Катьку на двое суток в больнице оставили – мало ли что. Женщины в палате (ноги кверху, папаверин три раза в день, только б до тридцать седьмой недели дотянуть) шарахались от Катьки, как от прокаженной. Лешка два дня жил в больничном саду. Катька из приемного покоя вышла вместе с Брониславой, на Лешку даже глаз не подняла.
Аленка обходит скамейку с Лешкой, стучит в закрытую калитку.
– Ну чего барабанишь? – неожиданно ласково спрашивает Бронислава, не глядя в окно. – Иди подобру-поздорову, сюда не ходи больше.
– Там Мурка рожает. – Аленка хочет говорить громко и твердо, но голос дрожит.
– Какая еще Мурка? – Из-за занавески показывается голова Брониславы.

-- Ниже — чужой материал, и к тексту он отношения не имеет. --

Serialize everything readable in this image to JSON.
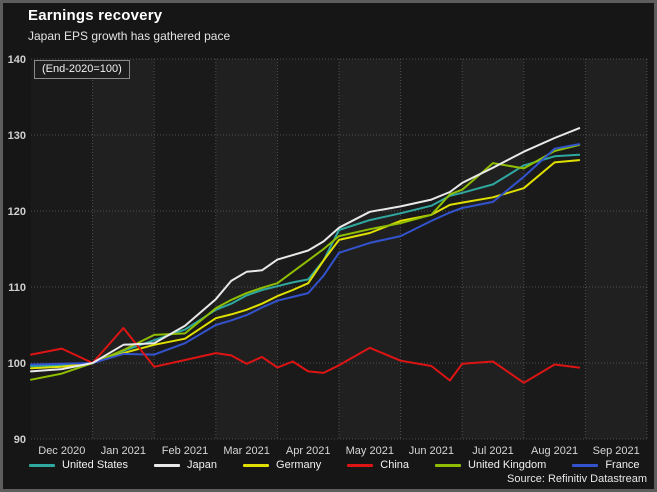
{
  "header": {
    "title": "Earnings recovery",
    "subtitle": "Japan EPS growth has gathered pace"
  },
  "footer": {
    "source": "Source: Refinitiv Datastream"
  },
  "chart_data": {
    "type": "line",
    "title": "Earnings recovery",
    "subtitle": "Japan EPS growth has gathered pace",
    "annotation": "(End-2020=100)",
    "xlabel": "",
    "ylabel": "",
    "ylim": [
      90,
      140
    ],
    "yticks": [
      90,
      100,
      110,
      120,
      130,
      140
    ],
    "x_range_months": [
      0,
      10
    ],
    "x_tick_labels": [
      "Dec 2020",
      "Jan 2021",
      "Feb 2021",
      "Mar 2021",
      "Apr 2021",
      "May 2021",
      "Jun 2021",
      "Jul 2021",
      "Aug 2021",
      "Sep 2021"
    ],
    "grid": "dotted",
    "legend_position": "bottom",
    "plot_band_alt_colors": [
      "#1a1a1a",
      "#202020"
    ],
    "gridline_color": "#4f4f4f",
    "x_months_from_dec1_2020": [
      0,
      0.5,
      1,
      1.5,
      2,
      2.5,
      3,
      3.25,
      3.5,
      3.75,
      4,
      4.25,
      4.5,
      4.75,
      5,
      5.5,
      6,
      6.5,
      6.8,
      7,
      7.5,
      8,
      8.5,
      8.9
    ],
    "x_point_dates": [
      "Dec 1",
      "Dec 15",
      "Jan 1",
      "Jan 15",
      "Feb 1",
      "Feb 15",
      "Mar 1",
      "Mar 8",
      "Mar 15",
      "Mar 23",
      "Apr 1",
      "Apr 8",
      "Apr 15",
      "Apr 23",
      "May 1",
      "May 15",
      "Jun 1",
      "Jun 15",
      "Jun 24",
      "Jul 1",
      "Jul 15",
      "Aug 1",
      "Aug 15",
      "Aug 28"
    ],
    "series": [
      {
        "name": "United States",
        "color": "#2fa8a0",
        "values": [
          99.6,
          99.7,
          100,
          101.6,
          103.0,
          104.4,
          107.0,
          107.8,
          108.9,
          109.6,
          110.1,
          110.6,
          111.0,
          113.5,
          117.5,
          118.8,
          119.7,
          120.7,
          122.0,
          122.4,
          123.5,
          126.0,
          127.2,
          127.4
        ]
      },
      {
        "name": "Japan",
        "color": "#e9e9e9",
        "values": [
          98.9,
          99.2,
          100,
          102.4,
          102.6,
          104.9,
          108.4,
          110.8,
          112.0,
          112.2,
          113.6,
          114.2,
          114.8,
          116.0,
          117.8,
          119.9,
          120.6,
          121.5,
          122.5,
          123.7,
          125.7,
          127.8,
          129.6,
          130.9
        ]
      },
      {
        "name": "Germany",
        "color": "#dfdf00",
        "values": [
          99.3,
          99.5,
          100,
          101.3,
          102.4,
          103.2,
          105.9,
          106.4,
          107.0,
          107.8,
          108.8,
          109.6,
          110.5,
          113.5,
          116.2,
          117.1,
          118.7,
          119.5,
          120.8,
          121.1,
          121.8,
          123.0,
          126.4,
          126.7
        ]
      },
      {
        "name": "China",
        "color": "#dd1414",
        "values": [
          101.1,
          101.9,
          100.0,
          104.6,
          99.5,
          100.4,
          101.3,
          101.0,
          99.9,
          100.8,
          99.4,
          100.2,
          98.9,
          98.7,
          99.7,
          102.0,
          100.3,
          99.6,
          97.7,
          99.9,
          100.2,
          97.4,
          99.8,
          99.4
        ]
      },
      {
        "name": "United Kingdom",
        "color": "#8fbe00",
        "values": [
          97.8,
          98.6,
          100,
          101.7,
          103.7,
          103.9,
          107.2,
          108.3,
          109.2,
          109.9,
          110.5,
          112.0,
          113.5,
          115.0,
          116.7,
          117.6,
          118.4,
          119.5,
          122.2,
          122.8,
          126.3,
          125.6,
          127.9,
          128.7
        ]
      },
      {
        "name": "France",
        "color": "#3253cd",
        "values": [
          99.8,
          99.9,
          100,
          101.2,
          101.1,
          102.6,
          105.0,
          105.6,
          106.3,
          107.3,
          108.2,
          108.7,
          109.2,
          111.5,
          114.5,
          115.8,
          116.7,
          118.7,
          119.8,
          120.4,
          121.2,
          124.5,
          128.2,
          128.8
        ]
      }
    ]
  }
}
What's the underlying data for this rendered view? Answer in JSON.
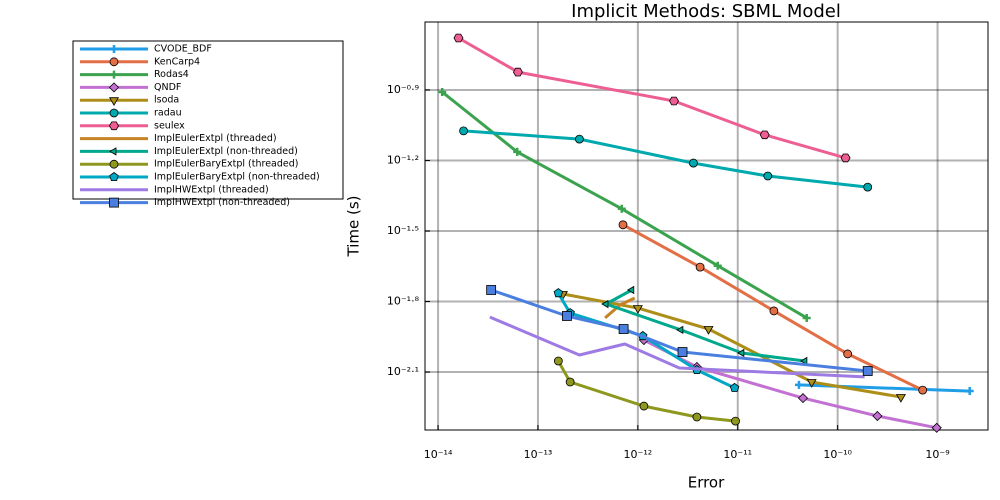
{
  "chart_data": {
    "type": "line",
    "title": "Implicit Methods: SBML Model",
    "xlabel": "Error",
    "ylabel": "Time (s)",
    "xscale": "log",
    "yscale": "log",
    "grid": true,
    "legend": "outside-left",
    "xlim": [
      7.4e-15,
      3.2e-09
    ],
    "ylim": [
      0.0045,
      0.245
    ],
    "xticks": [
      {
        "value": 1e-14,
        "label": "10⁻¹⁴"
      },
      {
        "value": 1e-13,
        "label": "10⁻¹³"
      },
      {
        "value": 1e-12,
        "label": "10⁻¹²"
      },
      {
        "value": 1e-11,
        "label": "10⁻¹¹"
      },
      {
        "value": 1e-10,
        "label": "10⁻¹⁰"
      },
      {
        "value": 1e-09,
        "label": "10⁻⁹"
      }
    ],
    "yticks": [
      {
        "value": 0.12589,
        "label": "10⁻⁰·⁹"
      },
      {
        "value": 0.0631,
        "label": "10⁻¹·²"
      },
      {
        "value": 0.03162,
        "label": "10⁻¹·⁵"
      },
      {
        "value": 0.01585,
        "label": "10⁻¹·⁸"
      },
      {
        "value": 0.00794,
        "label": "10⁻²·¹"
      }
    ],
    "series": [
      {
        "name": "CVODE_BDF",
        "color": "#1f9de6",
        "marker": "plus",
        "x": [
          4.1e-11,
          2.1e-09
        ],
        "values": [
          0.007,
          0.00659
        ]
      },
      {
        "name": "KenCarp4",
        "color": "#e26f46",
        "marker": "circle",
        "x": [
          7.1e-13,
          4.2e-12,
          2.3e-11,
          1.26e-10,
          7.1e-10
        ],
        "values": [
          0.0336,
          0.0222,
          0.01445,
          0.00948,
          0.00665
        ]
      },
      {
        "name": "Rodas4",
        "color": "#3ba24e",
        "marker": "plus",
        "x": [
          1.1e-14,
          6.2e-14,
          6.9e-13,
          6.3e-12,
          4.9e-11
        ],
        "values": [
          0.1234,
          0.0686,
          0.0393,
          0.0225,
          0.01349
        ]
      },
      {
        "name": "QNDF",
        "color": "#c271d2",
        "marker": "diamond",
        "x": [
          1.15e-12,
          3.9e-12,
          4.5e-11,
          2.5e-10,
          9.8e-10
        ],
        "values": [
          0.01087,
          0.00834,
          0.00615,
          0.00516,
          0.0046
        ]
      },
      {
        "name": "lsoda",
        "color": "#ac8e18",
        "marker": "dtriangle",
        "x": [
          1.78e-13,
          1e-12,
          5.1e-12,
          5.5e-11,
          4.3e-10
        ],
        "values": [
          0.01706,
          0.01486,
          0.0121,
          0.0072,
          0.00622
        ]
      },
      {
        "name": "radau",
        "color": "#00a9ad",
        "marker": "circle",
        "x": [
          1.8e-14,
          2.6e-13,
          3.6e-12,
          2e-11,
          2e-10
        ],
        "values": [
          0.0843,
          0.0778,
          0.0615,
          0.0542,
          0.0486
        ]
      },
      {
        "name": "seulex",
        "color": "#ed5e93",
        "marker": "hexagon",
        "x": [
          1.6e-14,
          6.3e-14,
          2.3e-12,
          1.86e-11,
          1.2e-10
        ],
        "values": [
          0.2094,
          0.15,
          0.113,
          0.0811,
          0.0647
        ]
      },
      {
        "name": "ImplEulerExtpl (threaded)",
        "color": "#c68225",
        "marker": "none",
        "x": [
          4.7e-13,
          6.6e-13,
          9.3e-13
        ],
        "values": [
          0.01349,
          0.0153,
          0.0164
        ]
      },
      {
        "name": "ImplEulerExtpl (non-threaded)",
        "color": "#00a98d",
        "marker": "ltriangle",
        "x": [
          8.7e-13,
          4.8e-13,
          2.7e-12,
          1.1e-11,
          4.7e-11
        ],
        "values": [
          0.01774,
          0.01546,
          0.012,
          0.00957,
          0.00885
        ]
      },
      {
        "name": "ImplEulerBaryExtpl (threaded)",
        "color": "#8e971e",
        "marker": "circle",
        "x": [
          1.6e-13,
          2.1e-13,
          1.15e-12,
          3.9e-12,
          9.5e-12
        ],
        "values": [
          0.00885,
          0.0072,
          0.00569,
          0.00511,
          0.00491
        ]
      },
      {
        "name": "ImplEulerBaryExtpl (non-threaded)",
        "color": "#00a8c6",
        "marker": "pentagon",
        "x": [
          1.6e-13,
          2.1e-13,
          1.12e-12,
          3.9e-12,
          9.3e-12
        ],
        "values": [
          0.0172,
          0.01415,
          0.0113,
          0.0081,
          0.0068
        ]
      },
      {
        "name": "ImplHWExtpl (threaded)",
        "color": "#9e7be3",
        "marker": "none",
        "x": [
          3.3e-14,
          2.6e-13,
          7.4e-13,
          2.6e-12,
          1.86e-10
        ],
        "values": [
          0.0136,
          0.00938,
          0.01045,
          0.00826,
          0.00757
        ]
      },
      {
        "name": "ImplHWExtpl (non-threaded)",
        "color": "#4a7fe0",
        "marker": "square",
        "x": [
          3.4e-14,
          1.95e-13,
          7.2e-13,
          2.8e-12,
          2e-10
        ],
        "values": [
          0.01774,
          0.01375,
          0.0121,
          0.00966,
          0.00802
        ]
      }
    ]
  }
}
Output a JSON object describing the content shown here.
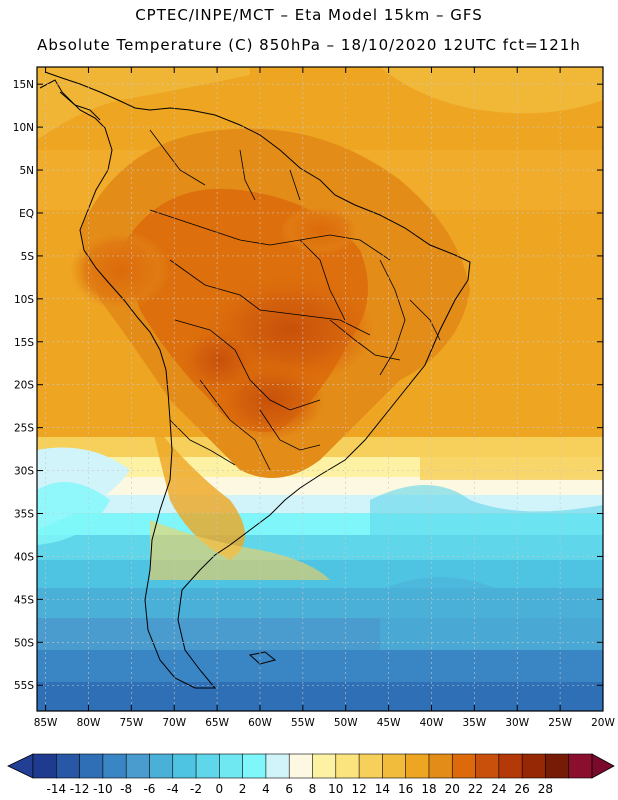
{
  "header": {
    "line1": "CPTEC/INPE/MCT –  Eta Model 15km – GFS",
    "line2": "Absolute Temperature (C) 850hPa – 18/10/2020 12UTC fct=121h"
  },
  "map": {
    "lat_labels": [
      "15N",
      "10N",
      "5N",
      "EQ",
      "5S",
      "10S",
      "15S",
      "20S",
      "25S",
      "30S",
      "35S",
      "40S",
      "45S",
      "50S",
      "55S"
    ],
    "lon_labels": [
      "85W",
      "80W",
      "75W",
      "70W",
      "65W",
      "60W",
      "55W",
      "50W",
      "45W",
      "40W",
      "35W",
      "30W",
      "25W",
      "20W"
    ],
    "lat_values": [
      15,
      10,
      5,
      0,
      -5,
      -10,
      -15,
      -20,
      -25,
      -30,
      -35,
      -40,
      -45,
      -50,
      -55
    ],
    "lon_values": [
      -85,
      -80,
      -75,
      -70,
      -65,
      -60,
      -55,
      -50,
      -45,
      -40,
      -35,
      -30,
      -25,
      -20
    ],
    "extent": {
      "lon_min": -86,
      "lon_max": -20,
      "lat_min": -58,
      "lat_max": 17
    }
  },
  "colorbar": {
    "labels": [
      "-14",
      "-12",
      "-10",
      "-8",
      "-6",
      "-4",
      "-2",
      "0",
      "2",
      "4",
      "6",
      "8",
      "10",
      "12",
      "14",
      "16",
      "18",
      "20",
      "22",
      "24",
      "26",
      "28"
    ],
    "colors": [
      "#1f3b8f",
      "#2757a5",
      "#2f6fb6",
      "#3a85c4",
      "#4a9ccf",
      "#4bb0d8",
      "#4fc4e2",
      "#5fd6ea",
      "#6fe8f1",
      "#7ff7fa",
      "#d0f4fa",
      "#fdf8e2",
      "#fdf1a4",
      "#fbe47e",
      "#f6d05a",
      "#f1bc3c",
      "#eea522",
      "#e48c18",
      "#dc6a0a",
      "#c8500a",
      "#b33a08",
      "#962806",
      "#761c06",
      "#8a0f2e"
    ],
    "under_color": "#233f95",
    "over_color": "#7a0a2c"
  }
}
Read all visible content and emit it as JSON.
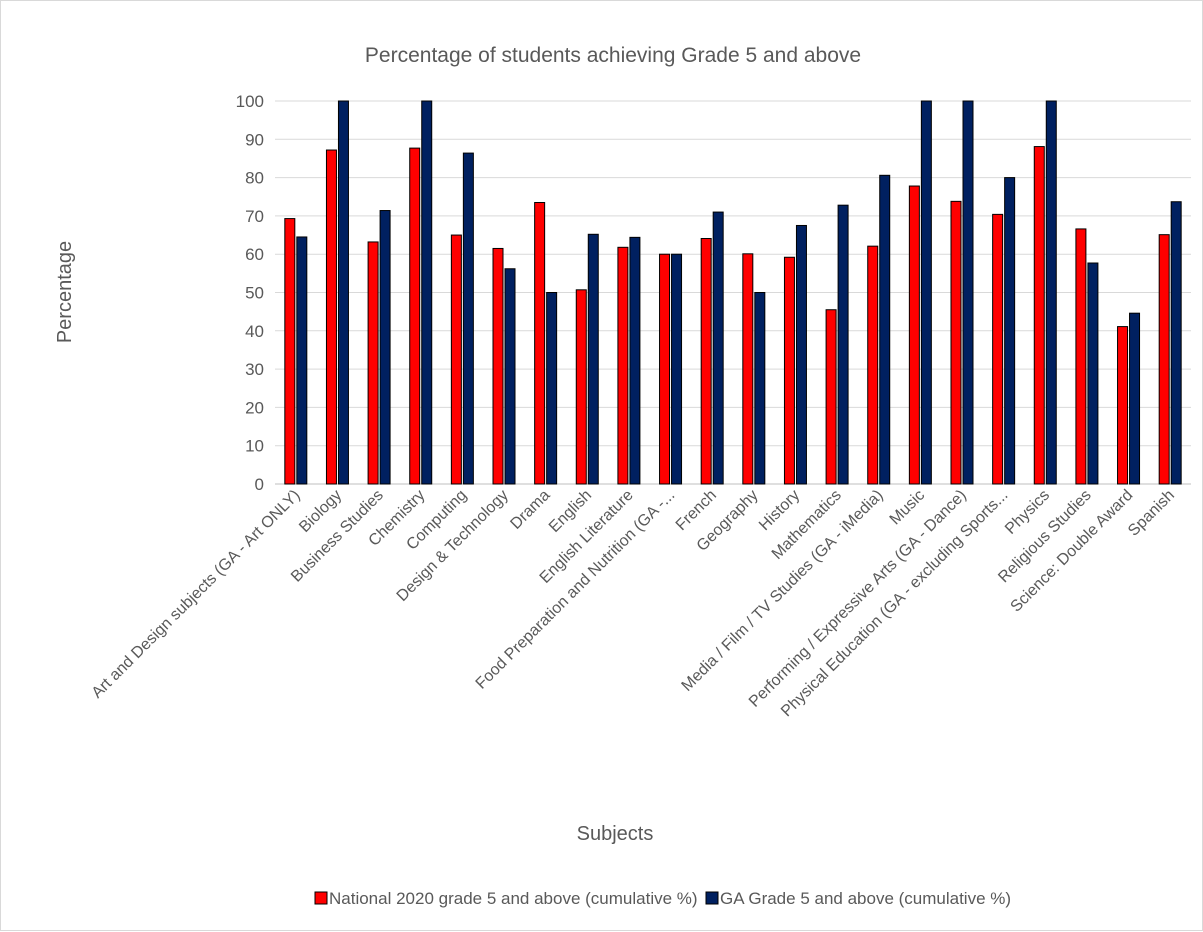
{
  "chart_data": {
    "type": "bar",
    "title": "Percentage of students achieving Grade 5 and above",
    "xlabel": "Subjects",
    "ylabel": "Percentage",
    "ylim": [
      0,
      100
    ],
    "yticks": [
      0,
      10,
      20,
      30,
      40,
      50,
      60,
      70,
      80,
      90,
      100
    ],
    "grid": true,
    "legend_position": "bottom",
    "categories": [
      "Art and Design subjects (GA - Art ONLY)",
      "Biology",
      "Business Studies",
      "Chemistry",
      "Computing",
      "Design & Technology",
      "Drama",
      "English",
      "English Literature",
      "Food Preparation and Nutrition (GA -...",
      "French",
      "Geography",
      "History",
      "Mathematics",
      "Media / Film / TV Studies (GA - iMedia)",
      "Music",
      "Performing / Expressive Arts (GA - Dance)",
      "Physical Education (GA - excluding Sports...",
      "Physics",
      "Religious Studies",
      "Science: Double Award",
      "Spanish"
    ],
    "series": [
      {
        "name": "National 2020 grade 5 and above (cumulative %)",
        "color": "#ff0000",
        "values": [
          69.3,
          87.2,
          63.2,
          87.7,
          65.0,
          61.5,
          73.5,
          50.7,
          61.8,
          60.0,
          64.1,
          60.1,
          59.2,
          45.5,
          62.1,
          77.8,
          73.8,
          70.4,
          88.1,
          66.6,
          41.1,
          65.1
        ]
      },
      {
        "name": "GA Grade 5 and above (cumulative %)",
        "color": "#002060",
        "values": [
          64.5,
          100,
          71.4,
          100,
          86.4,
          56.2,
          50.0,
          65.2,
          64.4,
          60.0,
          71.0,
          50.0,
          67.5,
          72.8,
          80.6,
          100,
          100,
          80.0,
          100,
          57.7,
          44.6,
          73.7
        ]
      }
    ]
  }
}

– Первородка, бабушка за дядей Вадиком отправила.
– Первородка, говоришь? – Бронислава захлопывает окно – одну створку, вторую, за прозрачной занавеской опускается тяжелая темная штора.
Мурка родила сама. Теленок лежал в сене и смотрел на Мурку удивленным блестящим глазом. Мурка тоже с удивлением смотрела на теленка. Дядя Вадик переехал в соседнюю Ухвалу, колхоз выделил дом с верандой и маленькой комнатой – много ли одному надо. Тетя Маша сняла деньги со сберкнижки – Лешке на учебу. Учиться Лешка не поехал, устроился на зерноток.
Русалок в Заречье никогда не водилось. И когда Лешка, в ночь накануне Ильи нашел в теплом зерне девицу с рыбьим хвостом, решил – привиделось. Девица молчала, только смотрела – удивленно и грустно.
Сменщик обнаружил Лешку утром – седого, с остановившимся сердцем и зажатым в кулаке зерном. Бронислава в тот же день вернулась в южный город. Катьку хоронили без нее – за оградой кладбища, с видом на потемневшую реку.
Люба
Линии расходятся короткими тропками. Тропы похожи на лесные – заканчиваются внезапно, не доходя до главной просеки. Любины пальцы двигаются по Аленкиной ладошке не останавливаясь – будто дорисовывают. Люба пахнет костром, баней и немножко церковью.